En suma, según LB la fraseología vacía, la retórica sobre la Patria y sus símbolos antes y después de 1982 fue puro macaneo, una operación de encubrimiento de la completa claudicación del país ante los poderes mundiales (FMI, multinacionales, etc.). La conclusión es exacta, sin duda. Baste mencionar el proceso de extranjerización de la riqueza nacional, que se puso en marcha bajo la dictadura de 1976 (Martínez de Hoz, L. Sigaut, W. Klein, etc.) y continuó ininterrumpidamente durante el período “democrático”, hasta alcanzar su plena consumación con el menemismo. Corresponde agregar que hasta el día de hoy dicha extranjerización se mantiene intacta en lo esencial, pese a que un gobierno que se autodefine del campo nacional y popular gobierna la Argentina desde el 2003.

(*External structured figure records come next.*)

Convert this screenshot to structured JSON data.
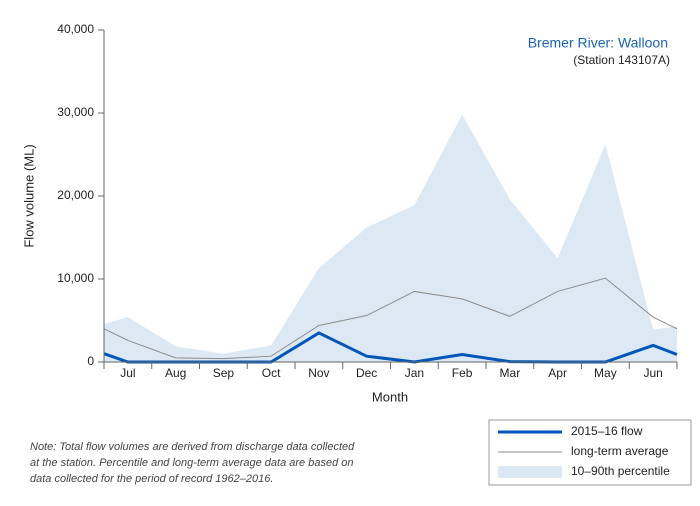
{
  "chart_data": {
    "type": "line",
    "title": "Bremer River: Walloon",
    "subtitle": "(Station 143107A)",
    "x_label": "Month",
    "y_label": "Flow volume (ML)",
    "categories": [
      null,
      "Jul",
      "Aug",
      "Sep",
      "Oct",
      "Nov",
      "Dec",
      "Jan",
      "Feb",
      "Mar",
      "Apr",
      "May",
      "Jun",
      null
    ],
    "series": [
      {
        "name": "2015–16 flow",
        "kind": "line",
        "color": "#0057b8",
        "values": [
          1000,
          0,
          0,
          0,
          0,
          3500,
          700,
          0,
          900,
          50,
          0,
          0,
          2000,
          900
        ]
      },
      {
        "name": "long-term average",
        "kind": "line",
        "color": "#8c8c8c",
        "values": [
          4000,
          2600,
          500,
          400,
          700,
          4400,
          5600,
          8500,
          7600,
          5500,
          8500,
          10100,
          5400,
          4000
        ]
      },
      {
        "name": "10–90th percentile",
        "kind": "area",
        "color": "#dce9f4",
        "values": [
          4600,
          5400,
          1900,
          1000,
          2000,
          11300,
          16200,
          18900,
          29800,
          19600,
          12500,
          26200,
          3900,
          4300
        ]
      }
    ],
    "ylim": [
      0,
      40000
    ],
    "yticks": [
      {
        "value": 0,
        "label": "0"
      },
      {
        "value": 10000,
        "label": "10,000"
      },
      {
        "value": 20000,
        "label": "20,000"
      },
      {
        "value": 30000,
        "label": "30,000"
      },
      {
        "value": 40000,
        "label": "40,000"
      }
    ],
    "note": [
      "Note: Total flow volumes are derived from discharge data collected",
      "at the station. Percentile and long-term average data are based on",
      "data collected for the period of record 1962–2016."
    ]
  }
}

Pero hay un contrasentido en el planteo de LB porque precisamente lo que distingue a los sucesos de 1982 de las ficciones pseudopatrióticas anteriores y posteriores es que, por primera vez en 150 años, la reivindicación de Malvinas pasaba del inocuo ámbito de las declamaciones diplomáticas o de los enunciados escolares, al campo ardiente de la ocupación territorial efectiva, a la recuperación de la soberanía plena en el Atlántico Sur, cualesquiera que hayan sido las motivaciones subyacentes de quienes promovieron la recuperación de la soberanía austral.
Esa duplicidad que enerva con razón a LB se quebró el 2 de abril. Malvinas se elevó de los discursos a los hechos, de lo abstracto a lo concreto (diría Marx), de las palabras huecas a la recuperación del territorio y sus riquezas. Y al pasar al plano de la realidad desató una fenomenal reacción popular de júbilo, produjo en menos de lo que canta un gallo un reacomodamiento en el sistema de alianzas internacionales de la Argentina (retorno a los No Alineados, ruptura con EE.UU. y Europa, acercamiento a Cuba y Latinoamérica, estallido del TIAR, etc.), así como una paulatina toma de distancia de sectores políticos y sociales que habían apoyado firmemente a la dictadura desde el golpe del 76. La fuerza de los hechos provocó un freno en los proyectos privatizadores que había puesto en marcha meses antes el ministro de Economía de entonces, Roberto Alemann, hombre del riñón del liberalismo y varias veces candidato a ocupar ese cargo en los años posteriores, ya bajo la plena vigencia de las instituciones de la democracia (colonial).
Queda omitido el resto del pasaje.